Common workflows, before and after

$# Start servers
$# Before:
$ng_run "+config_paths=[resources_servers/example_single_tool_call/configs/example_single_tool_call.yaml,responses_api_models/openai_model/configs/openai_model.yaml]"
$# After:
$gym env start \
> --resources-server example_single_tool_call \
> --model-type openai_model
$
$# End-to-end rollout collection
$# Before:
$config_paths="responses_api_models/openai_model/configs/openai_model.yaml,resources_servers/math_with_judge/configs/math_with_judge.yaml"

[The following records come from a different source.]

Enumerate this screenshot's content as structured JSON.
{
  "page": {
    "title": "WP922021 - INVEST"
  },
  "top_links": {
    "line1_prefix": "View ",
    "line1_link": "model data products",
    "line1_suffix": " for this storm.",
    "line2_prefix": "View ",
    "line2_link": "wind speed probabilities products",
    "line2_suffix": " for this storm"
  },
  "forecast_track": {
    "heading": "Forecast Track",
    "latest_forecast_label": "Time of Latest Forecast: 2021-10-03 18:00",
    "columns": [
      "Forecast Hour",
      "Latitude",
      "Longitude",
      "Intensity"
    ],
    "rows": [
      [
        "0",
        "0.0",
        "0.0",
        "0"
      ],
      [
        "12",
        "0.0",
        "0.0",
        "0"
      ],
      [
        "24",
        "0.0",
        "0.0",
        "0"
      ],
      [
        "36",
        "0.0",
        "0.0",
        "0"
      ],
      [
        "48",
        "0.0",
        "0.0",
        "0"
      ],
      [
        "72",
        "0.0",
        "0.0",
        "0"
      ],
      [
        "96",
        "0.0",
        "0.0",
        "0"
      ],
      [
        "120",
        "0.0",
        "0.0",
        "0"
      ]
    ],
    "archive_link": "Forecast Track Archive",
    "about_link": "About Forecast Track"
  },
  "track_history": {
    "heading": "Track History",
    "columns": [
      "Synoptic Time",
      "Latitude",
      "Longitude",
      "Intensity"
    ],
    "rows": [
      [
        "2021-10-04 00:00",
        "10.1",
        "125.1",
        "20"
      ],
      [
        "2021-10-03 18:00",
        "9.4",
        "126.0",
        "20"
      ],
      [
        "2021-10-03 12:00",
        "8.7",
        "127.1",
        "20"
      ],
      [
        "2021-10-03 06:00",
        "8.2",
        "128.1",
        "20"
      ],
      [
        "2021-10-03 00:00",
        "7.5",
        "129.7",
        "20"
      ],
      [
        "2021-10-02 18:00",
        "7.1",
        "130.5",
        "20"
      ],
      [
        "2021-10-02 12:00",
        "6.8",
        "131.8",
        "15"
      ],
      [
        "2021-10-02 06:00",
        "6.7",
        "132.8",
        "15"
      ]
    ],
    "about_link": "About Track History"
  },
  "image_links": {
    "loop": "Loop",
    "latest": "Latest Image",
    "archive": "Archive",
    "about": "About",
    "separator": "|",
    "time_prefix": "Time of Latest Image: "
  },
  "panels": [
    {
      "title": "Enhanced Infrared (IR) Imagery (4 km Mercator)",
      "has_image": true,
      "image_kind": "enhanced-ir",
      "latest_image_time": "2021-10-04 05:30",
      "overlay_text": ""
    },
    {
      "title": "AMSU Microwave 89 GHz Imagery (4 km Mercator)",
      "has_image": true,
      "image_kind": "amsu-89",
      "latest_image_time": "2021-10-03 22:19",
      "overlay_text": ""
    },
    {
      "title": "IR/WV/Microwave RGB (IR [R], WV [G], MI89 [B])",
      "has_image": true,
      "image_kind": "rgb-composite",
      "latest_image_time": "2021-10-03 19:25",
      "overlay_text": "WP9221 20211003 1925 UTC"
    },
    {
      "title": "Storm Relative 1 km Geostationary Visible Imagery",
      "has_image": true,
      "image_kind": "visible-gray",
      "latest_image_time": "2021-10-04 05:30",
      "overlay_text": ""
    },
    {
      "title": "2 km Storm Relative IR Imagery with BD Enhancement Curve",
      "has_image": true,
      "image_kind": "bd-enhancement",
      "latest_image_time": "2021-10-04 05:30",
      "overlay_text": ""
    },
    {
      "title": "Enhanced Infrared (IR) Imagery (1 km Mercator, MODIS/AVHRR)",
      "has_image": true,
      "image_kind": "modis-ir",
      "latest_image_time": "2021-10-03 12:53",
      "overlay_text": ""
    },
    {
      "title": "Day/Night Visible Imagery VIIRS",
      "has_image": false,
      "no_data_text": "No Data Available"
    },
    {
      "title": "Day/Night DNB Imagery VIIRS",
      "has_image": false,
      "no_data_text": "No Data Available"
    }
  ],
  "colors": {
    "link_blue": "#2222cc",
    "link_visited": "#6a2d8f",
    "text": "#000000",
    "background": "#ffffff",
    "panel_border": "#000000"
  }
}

$ng_e2e_collect_rollouts "+config_paths=[${config_paths}]" \
> ++output_jsonl_fpath=results/aime24.jsonl \
> ++split=validation
$# After:
$gym eval run \
> --model-type openai_model \
> --resources-server math_with_judge \
> --output results/aime24.jsonl \
> --split validation
$
$# Collect against already-running servers
$# Before:
$ng_collect_rollouts +agent_name=example_single_tool_call_simple_agent \
> +input_jsonl_fpath=weather_query.jsonl \
> +output_jsonl_fpath=weather_rollouts.jsonl \
> +num_repeats=4 +num_samples_in_parallel=10
$# After:
$gym eval run --no-serve \
> --agent example_single_tool_call_simple_agent \
> --input weather_query.jsonl \
> --output weather_rollouts.jsonl \
> --num-repeats 4 \
> --concurrency 10
$
$# Reward profiling
$# Before:
$ng_reward_profile +input_jsonl_fpath=materialized_inputs.jsonl +rollouts_jsonl_fpath=rollouts.jsonl
$# After:
$gym eval profile \
> --inputs materialized_inputs.jsonl \
> --rollouts rollouts.jsonl

Run any command with --help to see its full set of flags, and gym --help to list every group.